USD/JPY traders are now focused on next week's policy meetings of the Federal Reserve and the Bank of Japan. The pair has experienced significant fluctuations amid uncertainty in the market.
There and back again
This week has been a rollercoaster ride for USD/JPY. Unexpectedly hot US inflation data has sent the pair skyward on Tuesday.
US CPI data has indicated that despite aggressive Fed monetary policy, consumer price growth in the US has remained steady. Inflation decrease in August fell short of market expectations.
This data has reinforced expectations of a strong Fed rate hike. Some traders are now even predicting a 100 basis point hike in September.
The US regulator could tighten its policy even further, while its Japanese counterpart continues to follow an ultradovish course. This situation has given strong support to the US dollar.
Following the release of US inflation data, USD/JPY jumped by more than 1% in several hours and approached the key level of 145.
Many analysts believe that this level is the red line for Japanese officials, who have repeatedly warned about a possible currency intervention every time the yen has approached it.
This week was no exception. The rhetoric of Japanese officials and the rate check conducted by the Bank of Japan on Wednesday has strongly increased intervention risks. This helped JPY to recover slightly against USD.
During today's Asian session, the Japanese yen found additional support in statements by Japan's finance minister Shunichi Suzuki. The finance minister expressed his concern over the recent drop of the Japanese national currency.
"If such moves persist, the authorities would take necessary action without ruling out any options," Suzuki said.
Following his remarks, the Japanese yen jumped by 0.37% against the US dollar early on Friday. However, the yen's rally was rather short-lived.
Storm warning
USD bulls are still strong and will not go down without a fight. At this point, they have found support in several factors.
Many experts do not believe the Japanese government would actually decide to intervene, with 80% of economists polled by Bloomberg finding such a scenario unlikely.
A one-sided currency intervention would only have a short-term effect. It could prevent USD/JPY from hitting new highs, but it would not be enough to put an end to the yen downtrend.

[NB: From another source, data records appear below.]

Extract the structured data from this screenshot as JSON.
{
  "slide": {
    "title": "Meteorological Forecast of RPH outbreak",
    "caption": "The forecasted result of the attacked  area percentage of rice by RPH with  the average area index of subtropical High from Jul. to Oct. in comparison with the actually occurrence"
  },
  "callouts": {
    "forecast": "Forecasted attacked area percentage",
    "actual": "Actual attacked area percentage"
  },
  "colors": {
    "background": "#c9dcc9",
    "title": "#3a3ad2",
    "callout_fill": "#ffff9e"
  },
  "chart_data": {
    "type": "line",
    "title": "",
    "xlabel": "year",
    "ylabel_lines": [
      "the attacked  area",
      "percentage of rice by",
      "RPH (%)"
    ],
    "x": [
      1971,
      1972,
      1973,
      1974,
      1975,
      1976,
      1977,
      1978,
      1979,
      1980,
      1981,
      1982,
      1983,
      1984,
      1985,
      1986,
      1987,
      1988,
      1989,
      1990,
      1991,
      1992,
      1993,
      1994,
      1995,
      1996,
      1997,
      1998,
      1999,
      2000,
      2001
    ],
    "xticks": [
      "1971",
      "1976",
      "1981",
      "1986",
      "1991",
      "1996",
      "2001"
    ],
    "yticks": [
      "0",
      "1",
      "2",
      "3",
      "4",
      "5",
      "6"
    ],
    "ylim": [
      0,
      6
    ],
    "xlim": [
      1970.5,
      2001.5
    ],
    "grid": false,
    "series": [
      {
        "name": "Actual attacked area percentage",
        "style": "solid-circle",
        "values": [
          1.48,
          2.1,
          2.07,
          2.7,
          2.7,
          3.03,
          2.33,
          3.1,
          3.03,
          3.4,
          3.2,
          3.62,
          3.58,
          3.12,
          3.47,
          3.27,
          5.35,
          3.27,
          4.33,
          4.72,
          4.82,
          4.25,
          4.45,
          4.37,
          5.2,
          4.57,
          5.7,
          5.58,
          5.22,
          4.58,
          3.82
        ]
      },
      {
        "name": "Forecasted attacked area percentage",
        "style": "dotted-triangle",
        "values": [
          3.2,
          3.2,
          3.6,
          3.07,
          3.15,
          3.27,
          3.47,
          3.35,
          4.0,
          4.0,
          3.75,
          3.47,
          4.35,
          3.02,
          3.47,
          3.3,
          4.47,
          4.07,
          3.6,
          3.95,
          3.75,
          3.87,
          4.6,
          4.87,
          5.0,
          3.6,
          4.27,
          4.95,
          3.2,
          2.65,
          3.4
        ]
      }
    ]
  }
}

Furthermore, the US dollar found additional support in strong US macroeconomic data. According to the latest data, which was released on Thursday, retail sales in the US unexpectedly increased by 0.3% in August. Retail sales remained unchanged in July.
In addition, the number of initial jobless claims fell by 5,000, a report by the US Labor Department said.
These data releases indicate that the US economy remains robust and could withstand several more interest rate hikes.
Expectations of hawkish Fed moves are likely to serve as the main driver for USD/JPY over the next couple of days.
The Federal Reserve is set to decide on interest rates at its policy meeting on September 20-21.
Around the same time, the Bank of Japan will conduct its own policy meeting, increasing the chances of a USD/JPY upward move. Many analysts see the BOJ continue its yield curve control policy.
The chances of a policy reversal by the BOJ to support the weak yen is extremely low. About 80% of experts polled by Bloomberg believe that the Japanese regulator will stick to its dovish policy at least until April, when BOJ governor Haruhiko Kuroda's tenure expires.
The BOJ's unwavering dovish stance amid aggressive Fed policy will increase the monetary policy gap between the United States and Japan even further, allowing USD/JPY to continue its massive rally.
However, it could likely happen in the longer term. USD/JPY could potentially experience even greater volatility in the run-up to the policy meetings of the Fed and the BOJ.
Until then, renewed speculation over a potential currency intervention in Japan by Japanese politicians is likely. Furthermore, there could be more statements about a possible 100 bps rate hike by the Federal Reserve.